Closed-loop Position Tracking Control of a Continuum Robot Using Magnetic Localization

Continuum robots with continuous bending capability have been widely applied in manufacturing, equipment inspection, and minimally invasive surgeries for their inherent compliance, easy access to confined spaces, and large workspace. However, there exist significant errors when continuum robots are controlled in an open-loop manner by directly inverting the kinematic model, because kinematic models cannot accurately cover nonlinearities in actuation mechanisms and compliant bodies as well as unknown external interaction forces. In this paper, a closed-loop control method using magnetic localization as feedback is proposed to achieve accurate position tracking control of a dual-section cable-driven continuum robot. In the proposed wireless magnetic localization system, only a passive permanent magnet is installed on the robot tip, and its magnetic field is measured by a nearby magnetic sensor array for position estimation using an extended Kalman filter. A proportional-integral controller is designed to generate the cable control input using magnetic localization information and differential inverse kinematics of the continuum robot.

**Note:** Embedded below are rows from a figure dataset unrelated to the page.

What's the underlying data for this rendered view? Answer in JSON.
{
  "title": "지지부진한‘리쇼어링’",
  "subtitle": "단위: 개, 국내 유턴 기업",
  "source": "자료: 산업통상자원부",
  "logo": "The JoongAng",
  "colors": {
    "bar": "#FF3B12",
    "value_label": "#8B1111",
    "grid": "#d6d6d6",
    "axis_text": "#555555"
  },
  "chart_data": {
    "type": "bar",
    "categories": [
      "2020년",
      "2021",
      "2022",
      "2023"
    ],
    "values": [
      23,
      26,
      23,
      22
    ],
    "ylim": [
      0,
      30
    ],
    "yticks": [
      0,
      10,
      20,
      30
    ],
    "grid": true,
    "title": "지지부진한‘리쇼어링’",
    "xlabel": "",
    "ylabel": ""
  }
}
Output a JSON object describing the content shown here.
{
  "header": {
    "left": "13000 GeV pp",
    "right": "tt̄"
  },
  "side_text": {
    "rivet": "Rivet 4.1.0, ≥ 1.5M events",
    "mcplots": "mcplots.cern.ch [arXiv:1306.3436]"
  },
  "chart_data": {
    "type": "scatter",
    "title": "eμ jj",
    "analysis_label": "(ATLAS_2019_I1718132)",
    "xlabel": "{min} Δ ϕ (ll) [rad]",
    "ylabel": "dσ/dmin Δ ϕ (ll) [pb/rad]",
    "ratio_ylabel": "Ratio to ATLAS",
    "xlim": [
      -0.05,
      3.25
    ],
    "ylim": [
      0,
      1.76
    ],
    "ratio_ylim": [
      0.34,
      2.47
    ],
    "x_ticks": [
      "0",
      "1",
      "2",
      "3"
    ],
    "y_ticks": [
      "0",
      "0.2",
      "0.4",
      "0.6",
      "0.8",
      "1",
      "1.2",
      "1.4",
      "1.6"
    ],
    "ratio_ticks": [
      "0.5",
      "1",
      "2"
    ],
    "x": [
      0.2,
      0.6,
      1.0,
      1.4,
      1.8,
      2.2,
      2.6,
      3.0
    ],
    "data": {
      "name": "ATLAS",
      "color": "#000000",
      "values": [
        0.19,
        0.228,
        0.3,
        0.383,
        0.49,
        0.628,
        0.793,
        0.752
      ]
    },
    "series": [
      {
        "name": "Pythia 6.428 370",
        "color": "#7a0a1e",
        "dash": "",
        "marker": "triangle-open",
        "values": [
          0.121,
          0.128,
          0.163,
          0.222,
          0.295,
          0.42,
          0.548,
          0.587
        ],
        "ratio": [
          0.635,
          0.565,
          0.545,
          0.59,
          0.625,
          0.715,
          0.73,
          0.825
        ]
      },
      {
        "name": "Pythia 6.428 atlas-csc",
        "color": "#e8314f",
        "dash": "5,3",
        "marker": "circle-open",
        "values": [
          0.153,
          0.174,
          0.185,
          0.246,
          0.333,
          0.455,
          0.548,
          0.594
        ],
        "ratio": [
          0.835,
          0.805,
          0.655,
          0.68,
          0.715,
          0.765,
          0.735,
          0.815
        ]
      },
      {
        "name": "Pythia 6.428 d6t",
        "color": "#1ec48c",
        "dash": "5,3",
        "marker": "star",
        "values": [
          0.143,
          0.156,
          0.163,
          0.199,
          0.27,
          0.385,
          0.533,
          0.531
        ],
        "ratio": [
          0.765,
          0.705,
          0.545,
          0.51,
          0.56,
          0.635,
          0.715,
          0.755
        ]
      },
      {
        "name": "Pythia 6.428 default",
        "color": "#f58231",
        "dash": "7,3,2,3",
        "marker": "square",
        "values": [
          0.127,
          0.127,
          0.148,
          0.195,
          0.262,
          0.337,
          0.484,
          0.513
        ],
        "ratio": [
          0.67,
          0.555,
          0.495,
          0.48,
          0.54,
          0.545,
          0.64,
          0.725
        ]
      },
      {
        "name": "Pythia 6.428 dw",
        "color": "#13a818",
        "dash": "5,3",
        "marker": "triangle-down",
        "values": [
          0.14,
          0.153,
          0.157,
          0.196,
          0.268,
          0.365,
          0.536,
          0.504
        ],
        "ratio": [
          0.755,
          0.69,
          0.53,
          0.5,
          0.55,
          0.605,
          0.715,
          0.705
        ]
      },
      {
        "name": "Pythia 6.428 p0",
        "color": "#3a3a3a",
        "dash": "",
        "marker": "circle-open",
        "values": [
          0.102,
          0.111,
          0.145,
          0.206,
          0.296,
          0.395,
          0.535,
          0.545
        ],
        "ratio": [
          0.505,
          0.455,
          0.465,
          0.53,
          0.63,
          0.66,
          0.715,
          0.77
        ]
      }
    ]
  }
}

Experimental results demonstrate that the proposed closed-loop control method achieves a high position control accuracy of around 5 mm on rectangular and pentagram trajectories. The magnetic localization system is also validated to have a small position error of around 3 mm. Therefore, the proposed closed-loop control method using permanent-magnet-based localization can enable real-time and accurate position estimation and tracking control of continuum robots, with no need for installation of wired sensors or powered electronics on the robot.